The FDA faces many current threats to its power as a drug regulator. Many so-called right-to-try bills have passed at the state level, and versions have been introduced federally that could reduce or eliminate the Agency’s ability to oversee expanded access to experimental drugs for seriously ill patients. The recently passed 21st Century Cures Act urges the Agency to approve drugs with less evidence, but gives it no significant new tools to ensure that companies produce adequate data after a drug enters the market. In the last few years, several courts have called into question whether core parts of the FDA’s drug regulatory framework are consistent with the First Amendment. To understand the stakes of these potential shifts—and to appreciate their significant dangers—we must articulate more clearly the central aim of the FDA’s drug regulatory system. That aim is not to paternalistically protect patients, nor is it to certify the quality of medicines.
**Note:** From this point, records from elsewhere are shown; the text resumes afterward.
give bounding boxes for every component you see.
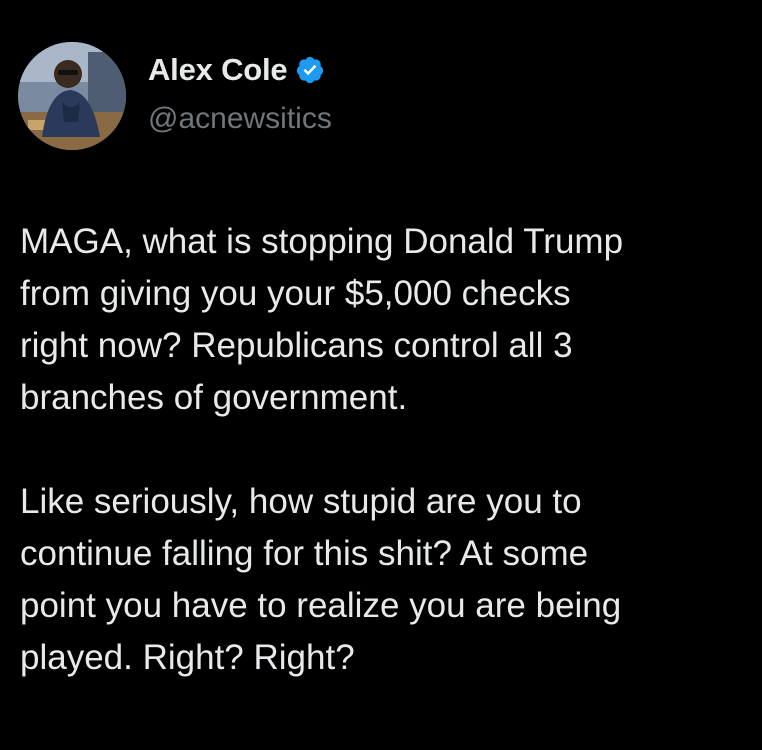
tweet-line: played. Right? Right?: [20, 638, 355, 677]
tweet-paragraph: Like seriously, how stupid are you to co…: [20, 476, 750, 684]
tweet-line: continue falling for this shit? At some: [20, 534, 589, 573]
tweet-card: Alex Cole @acnewsitics MAGA, what is sto…: [0, 0, 762, 750]
author-handle[interactable]: @acnewsitics: [148, 102, 332, 136]
tweet-line: branches of government.: [20, 378, 408, 417]
tweet-line: MAGA, what is stopping Donald Trump: [20, 222, 624, 261]
author-name-row: Alex Cole: [148, 52, 325, 88]
tweet-body: MAGA, what is stopping Donald Trump from…: [20, 216, 750, 684]
verified-badge-icon: [295, 55, 325, 85]
avatar-photo-icon: [18, 42, 126, 150]
tweet-paragraph: MAGA, what is stopping Donald Trump from…: [20, 216, 750, 424]
display-name[interactable]: Alex Cole: [148, 52, 288, 88]
tweet-line: Like seriously, how stupid are you to: [20, 482, 582, 521]
avatar[interactable]: [18, 42, 126, 150]
tweet-line: right now? Republicans control all 3: [20, 326, 573, 365]
tweet-line: from giving you your $5,000 checks: [20, 274, 571, 313]
tweet-line: point you have to realize you are being: [20, 586, 622, 625]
It is instead to foster the production and validation of high-quality information about medicines. Unregulated markets cannot adequately perform either function, and modern FDA law is shaped substantially by this fact. The point is underappreciated both in the academic literature and in policy debates. But once it is clearly sketched—via an analysis of the market for information about medicines and the FDA’s drug marketing restrictions—we can more clearly see the problems posed by these recent challenges to the FDA’s drug regulatory authority. Quite simply, they put at risk our system for understanding the medicines we put in our bodies. They should be rejected or stayed until we know better how to make them compatible with the FDA’s critical information production and validation functions.